Protected area in Ilocos Sur, Philippines

The Bigbiga Protected Landscape (also spelled Bigbigga) is a protected landscape of forested hills, open grasslands and natural springs in Ilocos Sur in the northwestern part of the island of Luzon, Philippines. It is one of five protected landscape areas in the Ilocos Region under the Philippines' National Integrated Protected Areas System. The park has a total area of 135.71 ha located entirely within the municipality of Narvacan. It was created in 1939 as the Bigbiga Spring Watershed Forest Reserve by virtue of Proclamation No. 431 signed by President Manuel Luis Quezon. In 2000, it was reclassified as a protected landscape by Proclamation No. 290.

==Description==
Bigbiga extends from the village of Cadacad to Sitio Mata in the village of Marozo in eastern Narvacan near its border with Nagbukel municipality. It is hilly to mountainous with slope ranging from 30 to 50 percent and maximum elevation of between 100 m and 200 m above sea level. Fifty percent of the area is bushland with the remaining area consisting of open grassland. Letac Creek borders it to the south which supplies water to the three sitios of Marozo.

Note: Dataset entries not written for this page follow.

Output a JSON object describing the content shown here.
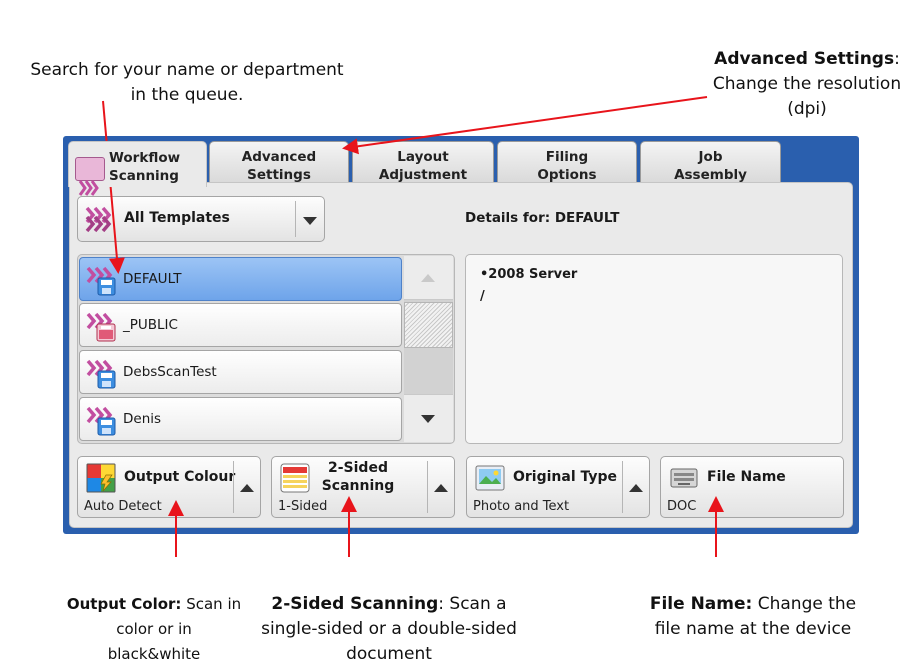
{
  "tabs": [
    {
      "label": "Workflow\nScanning",
      "active": true
    },
    {
      "label": "Advanced\nSettings",
      "active": false
    },
    {
      "label": "Layout\nAdjustment",
      "active": false
    },
    {
      "label": "Filing\nOptions",
      "active": false
    },
    {
      "label": "Job\nAssembly",
      "active": false
    }
  ],
  "template_filter": {
    "selected": "All Templates"
  },
  "details": {
    "title": "Details for: DEFAULT",
    "lines": [
      "•2008 Server",
      "/"
    ]
  },
  "templates": [
    {
      "name": "DEFAULT",
      "selected": true,
      "icon": "template-disk-icon"
    },
    {
      "name": "_PUBLIC",
      "selected": false,
      "icon": "template-public-icon"
    },
    {
      "name": "DebsScanTest",
      "selected": false,
      "icon": "template-disk-icon"
    },
    {
      "name": "Denis",
      "selected": false,
      "icon": "template-disk-icon"
    }
  ],
  "features": [
    {
      "title": "Output Colour",
      "value": "Auto Detect",
      "icon": "color-palette-icon"
    },
    {
      "title": "2-Sided\nScanning",
      "value": "1-Sided",
      "icon": "two-sided-icon"
    },
    {
      "title": "Original Type",
      "value": "Photo and Text",
      "icon": "photo-icon"
    },
    {
      "title": "File Name",
      "value": "DOC",
      "icon": "file-name-icon"
    }
  ],
  "annotations": {
    "search": "Search for your name or department\nin the queue.",
    "advanced_bold": "Advanced Settings",
    "advanced_rest": ":\nChange the resolution\n(dpi)",
    "output_bold": "Output Color:",
    "output_rest": " Scan in\ncolor or in\nblack&white",
    "twosided_bold": "2-Sided Scanning",
    "twosided_rest": ": Scan a\nsingle-sided or a double-sided\ndocument",
    "filename_bold": "File Name:",
    "filename_rest": " Change the\nfile name at the device"
  },
  "colors": {
    "panel_blue": "#2a5fae",
    "selection_blue": "#7aaeee",
    "arrow_red": "#e8141b",
    "template_pink": "#c24ea0"
  }
}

The landscape is covered primarily by shrubs and commercial tree species such as tuai, kalumpit, dao and balete tree. The open grassland supports gmelina and mahogany.

Access to the park is via Orence Road from the main highway (Manila North Road) and Narvacan town proper in the west. It is located approximately 12 km from Narvacan Poblacion, about 40 km south of the provincial capital city of Vigan, and some 380 km north of Manila.